Indipendentemente dal fatto che sono un décadent, sono anche il suo contrario. Prova ne è,
tra l'altro, che contro le condizioni spiacevoli ho sempre scelto, istintivamente, gli strumenti
adatti: mentre il décadent in sé sceglie sempre gli strumenti che lo danneggiano. Come summa
summarum ero sano; ma nel dettaglio, nella peculiarità ero décadent. Quell'energia per
conquistare un assoluto isolamento e distacco dalle condizioni abituali, la violenza con la
quale mi sono imposto di non lasciarmi più curare, servire, coccolare dai medici - tutto questo
tradisce l'assoluta sicurezza dell'istinto per quanto riguarda ciò di cui allora, avevo soprattutto
bisogno. Mi presi in mano, mi guarii io stesso: la condizione per questo - ogni fisiologo lo
ammetterà - è che si sia fondamentalmente sani. Un essere tipicamente morboso non può
guarire, tanto meno guarirsi; per uno tipicamente sano, al contrario, la malattia può essere
addirittura un energico stimolante al vivere, al vivere-di-più. È così infatti che mi appare ora
quel lungo periodo di malattia: scoprii, per così dire, di nuovo la vita, me stesso incluso,
gustai tutte le cose buone, anche le piccole cose, come altri non avrebbero facilmente potuto
gustarle, - feci della mia volontà di salute, di vita, la mia filosofia... Poiché, si faccia
attenzione, gli anni della mia minore vitalità furono quelli in cui cessai di essere pessimista:
l'istinto dell'autoristabilirsi mi proibiva una filosofia della povertà e dello scoraggiamento... E
da cosa, in fondo, si riconosce l'essere benriuscito? Dal fatto che un uomo benriuscito fa bene
ai nostri sensi: dal fatto ch'è tagliato in un legno duro, tenero e profumato al tempo stesso. Gli
piace solo ciò che gli si conviene; il suo piacere, il suo desiderio cessano non appena la
misura di ciò che conviene viene superata. Egli indovina i rimedi contro le ferite, utilizza a
suo vantaggio le disavventure; ciò che non lo uccide lo rende più forte. Raccoglie
istintivamente, di tutto ciò che vede, ode, vive, la sua somma: è un principio selettivo, elimina
molte cose. È sempre nella sua società, sia che tratti con libri, uomini o paesaggi: onora in
quanto sceglie, in quanto concede, in quanto dà fiducia.
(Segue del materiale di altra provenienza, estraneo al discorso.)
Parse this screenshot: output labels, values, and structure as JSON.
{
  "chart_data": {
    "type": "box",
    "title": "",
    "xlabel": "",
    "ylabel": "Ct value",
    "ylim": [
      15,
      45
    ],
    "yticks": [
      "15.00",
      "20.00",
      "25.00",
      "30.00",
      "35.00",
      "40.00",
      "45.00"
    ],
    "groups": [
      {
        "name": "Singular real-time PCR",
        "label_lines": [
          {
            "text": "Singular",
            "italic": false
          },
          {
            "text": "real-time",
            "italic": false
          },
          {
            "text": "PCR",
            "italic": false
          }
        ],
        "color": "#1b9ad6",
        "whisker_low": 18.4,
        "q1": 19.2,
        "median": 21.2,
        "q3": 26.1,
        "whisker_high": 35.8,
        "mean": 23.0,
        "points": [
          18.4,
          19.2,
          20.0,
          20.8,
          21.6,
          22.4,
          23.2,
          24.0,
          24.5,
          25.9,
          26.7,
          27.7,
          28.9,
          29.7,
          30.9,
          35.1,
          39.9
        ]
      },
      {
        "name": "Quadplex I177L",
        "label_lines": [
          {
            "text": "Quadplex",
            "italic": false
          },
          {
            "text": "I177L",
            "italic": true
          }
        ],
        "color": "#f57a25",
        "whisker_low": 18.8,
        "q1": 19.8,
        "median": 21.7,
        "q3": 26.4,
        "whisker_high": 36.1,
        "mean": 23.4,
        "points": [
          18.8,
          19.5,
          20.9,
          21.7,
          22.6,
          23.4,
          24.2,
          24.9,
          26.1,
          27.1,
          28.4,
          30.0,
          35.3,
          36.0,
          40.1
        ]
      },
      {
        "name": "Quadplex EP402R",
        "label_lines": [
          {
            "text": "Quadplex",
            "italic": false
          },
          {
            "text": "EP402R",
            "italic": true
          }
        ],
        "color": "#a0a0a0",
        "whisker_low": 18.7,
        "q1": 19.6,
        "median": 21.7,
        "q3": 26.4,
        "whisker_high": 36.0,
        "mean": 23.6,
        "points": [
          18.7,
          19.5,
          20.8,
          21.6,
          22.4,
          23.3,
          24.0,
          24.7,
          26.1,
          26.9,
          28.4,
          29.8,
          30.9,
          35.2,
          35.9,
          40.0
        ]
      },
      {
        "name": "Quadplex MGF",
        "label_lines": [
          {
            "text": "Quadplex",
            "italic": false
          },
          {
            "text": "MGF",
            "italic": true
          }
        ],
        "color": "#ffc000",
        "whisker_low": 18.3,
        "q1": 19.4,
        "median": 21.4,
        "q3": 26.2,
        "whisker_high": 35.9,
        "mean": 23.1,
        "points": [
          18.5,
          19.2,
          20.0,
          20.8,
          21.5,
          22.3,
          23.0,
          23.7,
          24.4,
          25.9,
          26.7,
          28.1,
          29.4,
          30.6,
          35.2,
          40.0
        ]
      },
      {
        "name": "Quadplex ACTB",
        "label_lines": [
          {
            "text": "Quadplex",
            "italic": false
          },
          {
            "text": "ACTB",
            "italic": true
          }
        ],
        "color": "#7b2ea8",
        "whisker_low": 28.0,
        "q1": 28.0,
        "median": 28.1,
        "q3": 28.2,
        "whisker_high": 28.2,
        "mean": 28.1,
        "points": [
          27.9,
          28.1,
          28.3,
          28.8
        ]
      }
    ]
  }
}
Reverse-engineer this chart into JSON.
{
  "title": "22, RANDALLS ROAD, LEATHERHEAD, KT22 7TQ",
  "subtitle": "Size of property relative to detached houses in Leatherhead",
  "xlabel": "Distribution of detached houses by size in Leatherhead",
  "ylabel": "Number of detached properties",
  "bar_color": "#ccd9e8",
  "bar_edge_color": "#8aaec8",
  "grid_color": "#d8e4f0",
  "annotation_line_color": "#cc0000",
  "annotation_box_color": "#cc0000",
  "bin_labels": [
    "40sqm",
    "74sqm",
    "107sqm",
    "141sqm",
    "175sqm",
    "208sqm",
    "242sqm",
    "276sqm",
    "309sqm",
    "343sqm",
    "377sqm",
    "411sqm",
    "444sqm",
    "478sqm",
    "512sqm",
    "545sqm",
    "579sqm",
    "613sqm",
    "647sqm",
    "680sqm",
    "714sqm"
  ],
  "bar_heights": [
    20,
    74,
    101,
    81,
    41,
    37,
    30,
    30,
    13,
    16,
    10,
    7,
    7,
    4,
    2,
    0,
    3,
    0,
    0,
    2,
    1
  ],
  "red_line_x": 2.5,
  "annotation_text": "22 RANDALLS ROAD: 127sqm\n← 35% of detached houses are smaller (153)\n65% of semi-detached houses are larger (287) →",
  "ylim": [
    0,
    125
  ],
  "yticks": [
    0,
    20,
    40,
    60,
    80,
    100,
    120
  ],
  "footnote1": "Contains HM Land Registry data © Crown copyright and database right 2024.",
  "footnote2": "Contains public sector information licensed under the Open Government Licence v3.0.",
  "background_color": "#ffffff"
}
Reagisce lentamente ad ogni tipo di
stimoli; con quella lentezza alimentata in lui da una lunga prudenza e da una deliberata fierezza
- esamina la sollecitazione che giunge, è ben lontano dall'andarle incontro. Non crede alla
«disgrazia», né alla «colpa»: sa chiudere con sé, con gli altri, sa dimenticare, - è forte
abbastanza perché tutto debba venire a suo vantaggio. - Ebbene, io sono l'opposto di un
décadent: poiché ho descritto appunto me stesso.